PARIS — Eta Compute, a startup that demonstrated last summer at Hot Chips a very low power microcontroller using asynchronous technology, has come up with a new spin that it calls “the industry’s first neuromorphic platform.”
In announcing the availability of its latest SoC platform IC based on TSMC's 55nm ULP process, Paul Washkewicz, vice president of marketing and a co-founder of Eta Compute, Wednesday (March 15) pitched it as an ideal platform for “delivering neuromorphic computing based machine intelligence to mobile and edge devices.”
But wait. When did Eta Compute’s 0.25V IoT chip, from Hot Chips last year, become a “neuromorphic computing” engine? Did the startup pivot slightly in strategy? Washkewicz explained that Eta ventured down the path of “machine intelligence,” when “customers started telling us that they want a little bit more intelligence on the edge.”

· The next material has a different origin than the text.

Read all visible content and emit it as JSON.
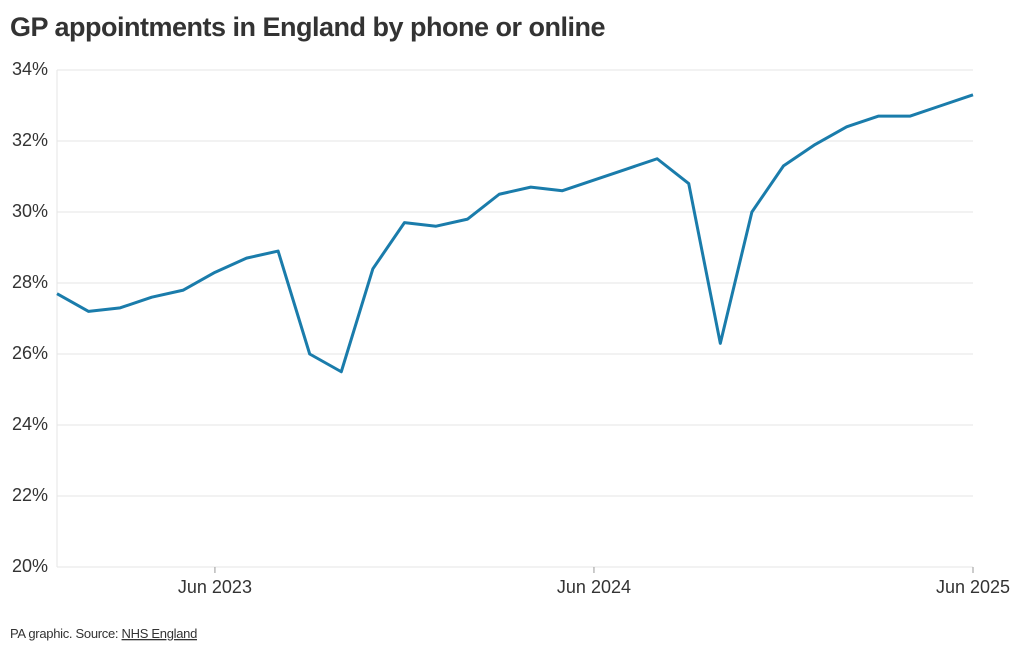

Two pillars of Eta Compute’s claim for neuromorphic computing consist of an event-driven, no-clock delay insensitive asynchronous logic (DIAL) architecture for its hardware and the company’s spiking neural network software.
Eta Compute (Westlake Village, Calif.) had already developed DIAL, which uses a novel handshake to wake up circuits resting at a very low power level. The system quickly turns on devices without the set-up and wait times usually required for synchronous circuits.
The key for startup’s course correction was adding more intelligence, in part through luring Nara Srinivasa away from Intel last fall. Srinivasa was senior principal engineer and chief scientist at Intel Labs. At Intel, Srinivasa was working to develop self-learning, neuromorphic architecture, seeking to tackle a broader class of AI problems. Last September when Srinivasa was still at Intel, Intel announced a neuromorphic artificial intelligence test chip named Loihi. Intel said the test chip was designed to mimic brain functions by absorbing data gained from its environment.
Srinivasa, now CTO of Eta Compute, said in a statement: “Our patented event driven processor architecture, DIAL, is combined with our fully customizable neuromorphic algorithms.” He said, “These will be the foundation of a diverse and wide-ranging set of applications that deliver machine intelligence to the network edge.”
The concept of a computer that mimics the brain isn't new. But Intel’s Loihi AI chip should not be confused with Eta Comupte’s IP, because the startup is not offering exactly that. Eta Compute’s intention is to marry asynchronous, no-clock, event-driving DIAL hardware architecture with spiking neural model-based algorithms developed by Srinvasa and his team, explained Washkewicz.
Linley Gwennap, principal analyst at the Linley Group, is skeptical. Admitting that he hasn’t talked to Eta, he deemed its announcement “confusing.”